Gudrun describes the hooking-up pool as “Ten people. One of them is your nephew. Another, you went to school with.” She also casts a bit of doubt on the fabled gender equality. “There is another side to this coin,” she says, “which sometimes a few of us talk about when no one is listening. Yes, we had the first female president, but women and their roles in the household, it’s very old-fashioned, at least when you’re 50.”
Available men in this bracket are “either seriously disturbed, alcoholics or drug addicts, or they have been returned due to some minor fault. So what is left in this tiny pool?” Take out the guys who were previously married to your best friend, and “you’re talking about five individuals”.

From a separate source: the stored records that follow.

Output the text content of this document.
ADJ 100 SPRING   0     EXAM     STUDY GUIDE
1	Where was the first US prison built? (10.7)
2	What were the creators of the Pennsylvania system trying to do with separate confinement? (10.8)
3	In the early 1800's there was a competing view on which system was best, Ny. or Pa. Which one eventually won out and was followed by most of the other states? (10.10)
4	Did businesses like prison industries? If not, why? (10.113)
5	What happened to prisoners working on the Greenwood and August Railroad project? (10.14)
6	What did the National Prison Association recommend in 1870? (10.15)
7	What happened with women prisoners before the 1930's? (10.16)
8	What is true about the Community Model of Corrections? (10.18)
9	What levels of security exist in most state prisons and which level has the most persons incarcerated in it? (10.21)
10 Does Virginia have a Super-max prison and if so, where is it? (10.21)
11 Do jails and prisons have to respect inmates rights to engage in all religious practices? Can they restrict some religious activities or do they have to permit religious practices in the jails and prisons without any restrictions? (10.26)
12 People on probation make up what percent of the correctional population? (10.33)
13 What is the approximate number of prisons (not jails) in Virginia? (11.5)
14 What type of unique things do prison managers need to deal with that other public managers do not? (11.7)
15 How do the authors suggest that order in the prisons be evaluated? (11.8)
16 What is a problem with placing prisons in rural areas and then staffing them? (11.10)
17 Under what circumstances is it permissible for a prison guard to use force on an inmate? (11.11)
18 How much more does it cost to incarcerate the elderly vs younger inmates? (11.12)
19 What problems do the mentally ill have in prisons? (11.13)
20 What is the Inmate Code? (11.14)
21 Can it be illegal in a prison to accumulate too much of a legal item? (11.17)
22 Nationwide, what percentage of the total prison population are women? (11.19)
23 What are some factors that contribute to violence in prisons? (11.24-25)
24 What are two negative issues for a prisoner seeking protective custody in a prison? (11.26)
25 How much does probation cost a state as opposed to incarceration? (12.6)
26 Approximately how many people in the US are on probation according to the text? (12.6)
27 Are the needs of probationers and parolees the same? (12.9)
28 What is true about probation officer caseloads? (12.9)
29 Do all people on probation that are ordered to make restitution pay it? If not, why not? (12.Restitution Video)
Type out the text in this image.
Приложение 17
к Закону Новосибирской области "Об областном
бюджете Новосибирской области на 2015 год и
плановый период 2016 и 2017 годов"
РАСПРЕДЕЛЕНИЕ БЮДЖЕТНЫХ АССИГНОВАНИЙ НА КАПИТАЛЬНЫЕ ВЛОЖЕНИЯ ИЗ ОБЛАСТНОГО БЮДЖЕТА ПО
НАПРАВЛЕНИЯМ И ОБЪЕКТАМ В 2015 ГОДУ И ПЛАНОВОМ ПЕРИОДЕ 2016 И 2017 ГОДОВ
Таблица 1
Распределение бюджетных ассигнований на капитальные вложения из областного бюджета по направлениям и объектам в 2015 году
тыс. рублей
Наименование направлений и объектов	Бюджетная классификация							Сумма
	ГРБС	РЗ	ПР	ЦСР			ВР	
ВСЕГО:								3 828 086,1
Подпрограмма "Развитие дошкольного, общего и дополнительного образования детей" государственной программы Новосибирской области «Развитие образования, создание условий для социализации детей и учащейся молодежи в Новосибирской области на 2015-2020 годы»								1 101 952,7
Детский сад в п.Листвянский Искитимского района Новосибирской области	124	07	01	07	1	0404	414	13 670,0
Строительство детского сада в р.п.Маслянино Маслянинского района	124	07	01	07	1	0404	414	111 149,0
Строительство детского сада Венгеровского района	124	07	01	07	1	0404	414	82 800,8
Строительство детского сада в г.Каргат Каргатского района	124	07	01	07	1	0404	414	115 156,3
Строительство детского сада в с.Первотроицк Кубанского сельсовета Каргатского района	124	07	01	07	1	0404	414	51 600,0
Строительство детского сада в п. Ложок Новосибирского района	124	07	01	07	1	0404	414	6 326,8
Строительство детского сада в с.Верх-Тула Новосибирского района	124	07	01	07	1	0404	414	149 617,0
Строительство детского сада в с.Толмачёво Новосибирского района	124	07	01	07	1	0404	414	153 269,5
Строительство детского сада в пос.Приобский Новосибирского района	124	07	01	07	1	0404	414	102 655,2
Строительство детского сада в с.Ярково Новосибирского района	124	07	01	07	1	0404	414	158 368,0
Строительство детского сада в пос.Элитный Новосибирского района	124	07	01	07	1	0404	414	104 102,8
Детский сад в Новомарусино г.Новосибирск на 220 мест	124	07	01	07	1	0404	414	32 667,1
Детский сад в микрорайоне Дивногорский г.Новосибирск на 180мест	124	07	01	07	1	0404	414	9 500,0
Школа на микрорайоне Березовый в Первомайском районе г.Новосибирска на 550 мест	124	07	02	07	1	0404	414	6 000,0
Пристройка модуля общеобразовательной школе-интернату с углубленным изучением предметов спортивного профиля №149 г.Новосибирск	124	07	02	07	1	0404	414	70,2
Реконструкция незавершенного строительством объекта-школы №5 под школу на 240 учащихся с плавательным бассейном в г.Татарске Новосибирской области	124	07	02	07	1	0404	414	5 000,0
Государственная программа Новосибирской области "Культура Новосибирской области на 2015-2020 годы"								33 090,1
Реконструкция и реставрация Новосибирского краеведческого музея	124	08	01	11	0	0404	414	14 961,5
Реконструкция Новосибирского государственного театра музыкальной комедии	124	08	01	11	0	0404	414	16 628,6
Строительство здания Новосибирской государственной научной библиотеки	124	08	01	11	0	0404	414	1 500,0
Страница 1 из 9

Even when you’re young, it’s no picnic, says Margrét, 23, a friend of Àstròs’s. “Since I’m queer it’s an even smaller pond. When my first relationship ended, it was really hard to find somebody who didn’t know her. The most common date in Iceland is to drive to a fjord and eat ice cream. If we drive around Reykjavik, everyone will immediately know and be talking about it.” Bassi, who’s a reality TV star and rapper, describes quite casually a culture of surveillance that would send many of us crazy. “You can get a bad reputation really quickly, and then no one wants to date you.”
Àstròs chips in on Margrét’s point: “We say we’re so straightforward but I wonder whether we really communicate. People sleep together, don’t talk about it, and then nothing happens. It’s harder to get to the next level when you’re not taking any steps.”
Issar and Inga, both 26, are the only couple I meet. They met at school, and have been together for seven and a half years. “We’re very liberal as a country,” Issar says, “sex is no big deal. But maybe if it’s never a big deal, that doesn’t work. Everyone’s ‘meeting’; not in a relationship; not going out; ‘Let’s not put a label on it’; and then it fizzles out.” “It’s so casual,” Inga says, “it bites its own tail.” But like couples the world over, they’ve assumed everyone’s highest value is getting into a couple. “I’m not searching for anything, hooking up downtown,” Margrét says. “Afterwards, I get very annoyed if they want to go for a coffee. Because that’s a misunderstanding of what we were doing.”